Settlement Requires Cell Phone Company To Alter Service Agreements
Following a year long investigation Attorney General Spitzer today announced an out-of-court settlement with a cellular phone company that will ensure that hundreds of thousands of customers in upstate New York are treated more fairly. The agreement, with Cellular One, will fundamentally change the company's business and advertising practices.
The A.G.'s investigation, spurred by complaints from customers, found that Cellular One often misled its customers. Cellular One customers sign 12 or 24 month service agreements and many were under the impression that the terms of the agreement would remain in effect for the entire length of the contract. The investigation by the Attorney General's office found that this was not the case. During the term of a customer's contract, the company would often unilaterally change rates or began charging for a previously free service like voice mail. The company even went as far to change consumers a termination fee of $15 or $25 per month for the time remaining on their service when customers called to cancel their contracts.
Cellular One would also require customers to return or pay for promotional items such as free phones. The agreement with the Attorney General's office will end all of those practices.
"A deal is a deal. It is simply unfair for Cellular One to unilaterally raise its rates during its contracts with customers. Even worse, Cellular One would then punish customers who wanted to cancel their contracts, " Spitzer said. "This settlement ensures that the company will disclose all of its charges up front so that consumers can make an informed choice when choosing a wireless cellular phone service."

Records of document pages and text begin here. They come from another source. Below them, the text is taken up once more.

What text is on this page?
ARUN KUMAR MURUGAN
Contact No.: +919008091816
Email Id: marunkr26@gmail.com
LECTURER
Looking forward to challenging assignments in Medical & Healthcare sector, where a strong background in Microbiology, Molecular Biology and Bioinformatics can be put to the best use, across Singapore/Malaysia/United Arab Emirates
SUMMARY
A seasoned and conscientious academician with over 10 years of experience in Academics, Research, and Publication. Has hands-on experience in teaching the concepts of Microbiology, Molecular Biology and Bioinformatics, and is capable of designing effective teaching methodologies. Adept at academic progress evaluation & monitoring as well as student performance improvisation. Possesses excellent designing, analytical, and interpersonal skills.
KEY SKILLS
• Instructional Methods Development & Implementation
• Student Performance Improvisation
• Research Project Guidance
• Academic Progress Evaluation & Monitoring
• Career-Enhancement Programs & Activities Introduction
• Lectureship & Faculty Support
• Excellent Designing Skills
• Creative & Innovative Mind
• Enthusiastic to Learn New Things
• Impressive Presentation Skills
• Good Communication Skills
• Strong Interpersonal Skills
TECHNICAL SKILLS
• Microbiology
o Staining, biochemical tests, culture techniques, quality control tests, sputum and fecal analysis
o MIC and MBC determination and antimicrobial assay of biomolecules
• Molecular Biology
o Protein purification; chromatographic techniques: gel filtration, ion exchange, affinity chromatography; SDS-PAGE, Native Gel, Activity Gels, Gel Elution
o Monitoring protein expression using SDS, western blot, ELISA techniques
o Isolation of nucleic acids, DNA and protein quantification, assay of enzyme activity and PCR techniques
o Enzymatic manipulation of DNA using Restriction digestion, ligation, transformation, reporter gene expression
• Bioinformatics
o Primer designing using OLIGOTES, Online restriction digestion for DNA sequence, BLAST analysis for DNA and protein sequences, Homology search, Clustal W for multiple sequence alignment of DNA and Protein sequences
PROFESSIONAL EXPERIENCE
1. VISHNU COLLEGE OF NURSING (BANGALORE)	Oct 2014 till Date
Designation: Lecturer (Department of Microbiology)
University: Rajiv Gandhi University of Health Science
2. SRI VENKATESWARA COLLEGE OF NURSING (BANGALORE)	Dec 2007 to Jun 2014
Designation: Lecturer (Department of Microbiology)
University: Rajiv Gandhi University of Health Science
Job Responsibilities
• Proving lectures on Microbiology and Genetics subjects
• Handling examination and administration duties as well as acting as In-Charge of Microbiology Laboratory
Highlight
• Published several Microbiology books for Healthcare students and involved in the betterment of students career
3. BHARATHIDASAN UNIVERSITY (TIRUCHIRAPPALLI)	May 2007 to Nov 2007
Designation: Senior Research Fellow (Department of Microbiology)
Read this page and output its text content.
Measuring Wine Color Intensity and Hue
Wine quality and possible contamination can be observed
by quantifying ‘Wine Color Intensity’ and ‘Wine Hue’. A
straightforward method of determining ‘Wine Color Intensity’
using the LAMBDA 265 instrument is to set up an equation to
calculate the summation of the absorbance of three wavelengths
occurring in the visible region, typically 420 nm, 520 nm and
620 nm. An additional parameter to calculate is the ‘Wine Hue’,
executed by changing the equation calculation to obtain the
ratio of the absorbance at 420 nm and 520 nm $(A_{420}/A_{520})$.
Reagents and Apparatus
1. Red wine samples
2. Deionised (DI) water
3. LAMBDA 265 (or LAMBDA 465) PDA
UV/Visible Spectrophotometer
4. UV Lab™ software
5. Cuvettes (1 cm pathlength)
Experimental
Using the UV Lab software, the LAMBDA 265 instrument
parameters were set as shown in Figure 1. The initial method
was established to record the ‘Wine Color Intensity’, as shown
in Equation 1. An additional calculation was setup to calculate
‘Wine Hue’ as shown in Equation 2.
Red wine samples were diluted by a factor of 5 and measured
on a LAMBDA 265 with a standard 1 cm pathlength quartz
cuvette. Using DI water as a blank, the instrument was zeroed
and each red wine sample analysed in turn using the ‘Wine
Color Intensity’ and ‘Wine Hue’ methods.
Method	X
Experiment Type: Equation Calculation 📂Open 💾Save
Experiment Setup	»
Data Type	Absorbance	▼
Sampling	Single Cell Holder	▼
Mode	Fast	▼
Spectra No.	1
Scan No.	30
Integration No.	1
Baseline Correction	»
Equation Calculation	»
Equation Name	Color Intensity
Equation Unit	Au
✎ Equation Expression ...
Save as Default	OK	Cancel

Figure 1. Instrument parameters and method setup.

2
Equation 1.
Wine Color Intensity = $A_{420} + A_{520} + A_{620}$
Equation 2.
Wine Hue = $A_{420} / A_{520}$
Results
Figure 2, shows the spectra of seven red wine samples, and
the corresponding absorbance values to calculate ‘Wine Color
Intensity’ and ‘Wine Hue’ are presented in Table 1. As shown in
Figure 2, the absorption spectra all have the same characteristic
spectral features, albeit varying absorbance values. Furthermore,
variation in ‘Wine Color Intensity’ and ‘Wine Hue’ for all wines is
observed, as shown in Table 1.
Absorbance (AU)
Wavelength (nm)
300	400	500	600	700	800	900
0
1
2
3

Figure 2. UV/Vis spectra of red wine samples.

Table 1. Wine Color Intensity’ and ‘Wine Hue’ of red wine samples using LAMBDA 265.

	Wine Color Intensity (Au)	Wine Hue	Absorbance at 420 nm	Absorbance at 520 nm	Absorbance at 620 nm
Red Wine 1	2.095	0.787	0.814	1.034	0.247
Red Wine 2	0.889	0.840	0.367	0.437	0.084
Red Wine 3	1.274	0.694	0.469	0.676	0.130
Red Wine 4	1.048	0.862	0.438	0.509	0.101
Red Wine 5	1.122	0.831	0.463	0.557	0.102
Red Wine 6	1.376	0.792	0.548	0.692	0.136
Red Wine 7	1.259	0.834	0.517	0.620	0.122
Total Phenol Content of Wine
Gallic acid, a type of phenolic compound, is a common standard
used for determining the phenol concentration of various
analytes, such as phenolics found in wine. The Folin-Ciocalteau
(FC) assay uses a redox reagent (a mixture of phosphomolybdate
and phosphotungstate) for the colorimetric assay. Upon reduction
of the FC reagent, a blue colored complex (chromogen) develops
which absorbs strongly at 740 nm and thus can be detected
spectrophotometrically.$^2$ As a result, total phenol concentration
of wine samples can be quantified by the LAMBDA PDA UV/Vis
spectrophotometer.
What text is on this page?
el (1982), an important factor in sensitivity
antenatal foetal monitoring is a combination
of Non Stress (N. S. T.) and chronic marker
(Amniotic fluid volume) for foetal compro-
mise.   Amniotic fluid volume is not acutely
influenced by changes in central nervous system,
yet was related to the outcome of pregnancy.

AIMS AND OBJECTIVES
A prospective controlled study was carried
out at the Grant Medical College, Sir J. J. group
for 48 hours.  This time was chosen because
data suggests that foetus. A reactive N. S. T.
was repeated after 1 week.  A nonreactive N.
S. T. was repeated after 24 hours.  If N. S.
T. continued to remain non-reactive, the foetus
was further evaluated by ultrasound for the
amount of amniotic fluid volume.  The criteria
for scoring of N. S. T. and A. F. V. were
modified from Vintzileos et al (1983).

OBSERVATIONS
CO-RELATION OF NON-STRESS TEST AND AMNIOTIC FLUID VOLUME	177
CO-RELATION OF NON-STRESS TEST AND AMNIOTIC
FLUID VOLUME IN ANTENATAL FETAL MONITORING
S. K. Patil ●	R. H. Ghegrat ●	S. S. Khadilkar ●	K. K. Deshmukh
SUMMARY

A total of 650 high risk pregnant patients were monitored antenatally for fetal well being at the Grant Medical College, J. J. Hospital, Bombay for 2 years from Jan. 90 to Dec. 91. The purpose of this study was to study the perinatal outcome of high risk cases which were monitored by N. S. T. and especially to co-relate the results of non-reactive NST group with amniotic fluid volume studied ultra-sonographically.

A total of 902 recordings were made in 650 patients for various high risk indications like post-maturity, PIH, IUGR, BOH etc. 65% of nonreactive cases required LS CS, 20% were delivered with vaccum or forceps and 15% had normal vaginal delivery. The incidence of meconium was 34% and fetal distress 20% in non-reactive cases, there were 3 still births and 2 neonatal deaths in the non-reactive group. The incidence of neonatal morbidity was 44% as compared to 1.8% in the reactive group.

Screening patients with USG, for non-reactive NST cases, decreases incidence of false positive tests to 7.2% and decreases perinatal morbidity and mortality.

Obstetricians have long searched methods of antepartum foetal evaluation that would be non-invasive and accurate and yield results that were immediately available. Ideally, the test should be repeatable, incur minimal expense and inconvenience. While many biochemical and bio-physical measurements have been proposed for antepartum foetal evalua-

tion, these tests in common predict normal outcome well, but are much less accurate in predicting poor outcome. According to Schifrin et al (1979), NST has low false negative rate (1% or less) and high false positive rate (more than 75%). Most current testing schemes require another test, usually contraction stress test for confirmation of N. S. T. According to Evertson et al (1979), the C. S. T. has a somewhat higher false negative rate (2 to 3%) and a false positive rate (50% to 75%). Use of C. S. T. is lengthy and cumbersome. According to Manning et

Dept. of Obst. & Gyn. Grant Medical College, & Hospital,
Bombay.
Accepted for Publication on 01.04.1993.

The investigation also found that Cellular One offered "free" minutes to consumers but in fact charged network fees on those "free" minutes. The settlement requires the company to clearly and conspicuously disclose when it charges any fees on minutes that are advertised as "free."
The settlement further requires that Cellular One provide an additional benefit to "Peace of Mind" plan customers at an estimated cost of $100,000. Those who signed up for the plan receive 10 free minutes per month for a monthly fee. Without adequate disclosure, the company unilaterally ended the practices of allowing customers to carry over the unused minutes from one contract year to the next. The settlement requires Cellular One to restore 10 free minutes to all "Peace of Mind" plan members and to clearly inform customers of its policies associated with the plan.
The case was handled by Assistant Attorney General Jim Morrissey of the Buffalo Regional Office, under Bureau Chief Barbra Kavanaugh.